ArT HisTorY

Tuesday, September 15, 2009

Blind Contour Drawing Exercise

· Here is a fun and worthwhile drawing exercise, a favourite with drawing teachers to develop hand-eye communication. Contour drawing is essentially outline drawing, and blind contour drawing means drawing the outline of the subject without looking at the paper. The end result doesn't matter - what is important is carefully observing the subject.

· I prefer to slightly stretch the meaning of 'contour' to include lines generally, so that from time to time the line will wander across the form and back out again, capturing little details along the way. Make the line continuous, that is, avoid lifting the pencil from the paper, and most importantly, DON'T PEEK! If need be, work with your sketchbook under the table. If drawing on loose paper, you may need to tape it in place.

· Now, just draw your hand! Place the pencil near the bottom of the page, then looking at the edge of the wrist, begin to follow the line, going very slowly and steadily. Try to make your pencil follow every slight curve and bump. When you get to a crease, follow it in then back out to the side and carry on. Don't rush. Concentrate on observing every little detail.

· When you've gone all around the hand, stop and look at the end results. Funny? But look how some areas of your drawing are amazingly accurate. Sure, the large areas might be out of proportion to each other, but you will notice that some parts are far better drawn than when you were looking at the paper!

· Blind Contour Drawing Example - Face

· A Blind Contour drawing of a Face

· This blind contour drawing of a face has a fun, relaxed feel but was done a bit too quickly. I should have a lot more detail in the eyes, nose, mouth and hair texture.

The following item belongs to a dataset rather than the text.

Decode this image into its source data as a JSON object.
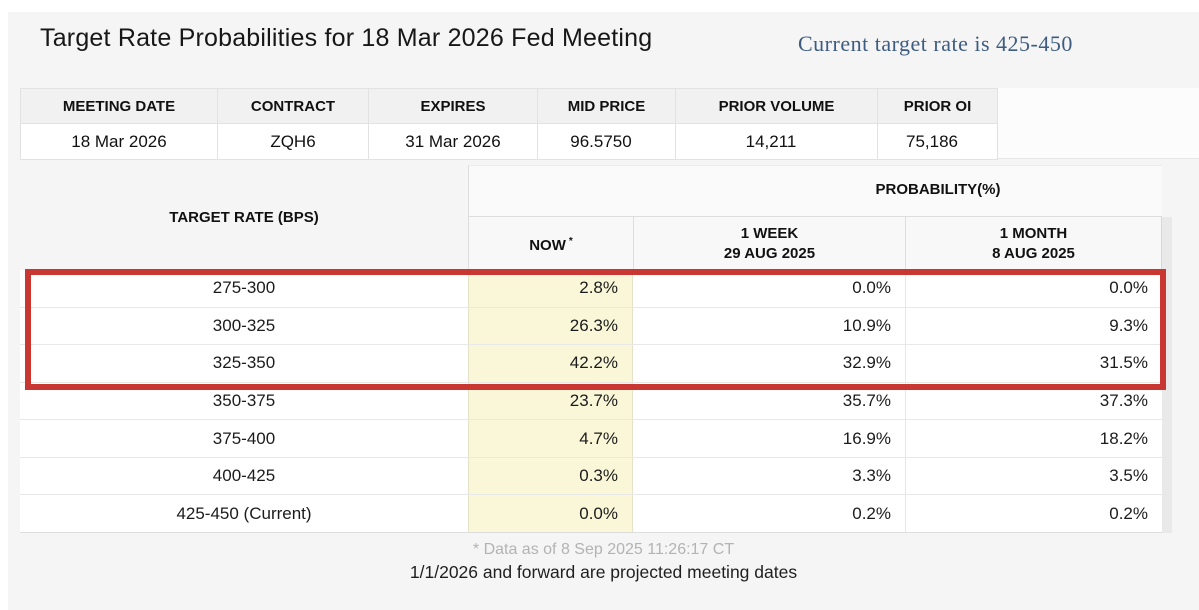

· Blind Contour Drawing Example - Rose

· The shapes of organic forms, such as flowers, fruit and leaves, make excellent subjects for blind contour drawing. You tend to be more relaxed about them, too, and focus more clearly on the shape. Familiar, hard-edged manufactured objects tempt us to draw what we 'know' rather than what we see. The unexpected forms of a flower encourage us to look really hard and trust our eyes. This is the whole point of blind contour drawing. Observing, and allowing your hand to follow your eyes. The end result doesn't really matter. I'm rather pleased with this one - the attention to detail is better, but still with a nice line quality.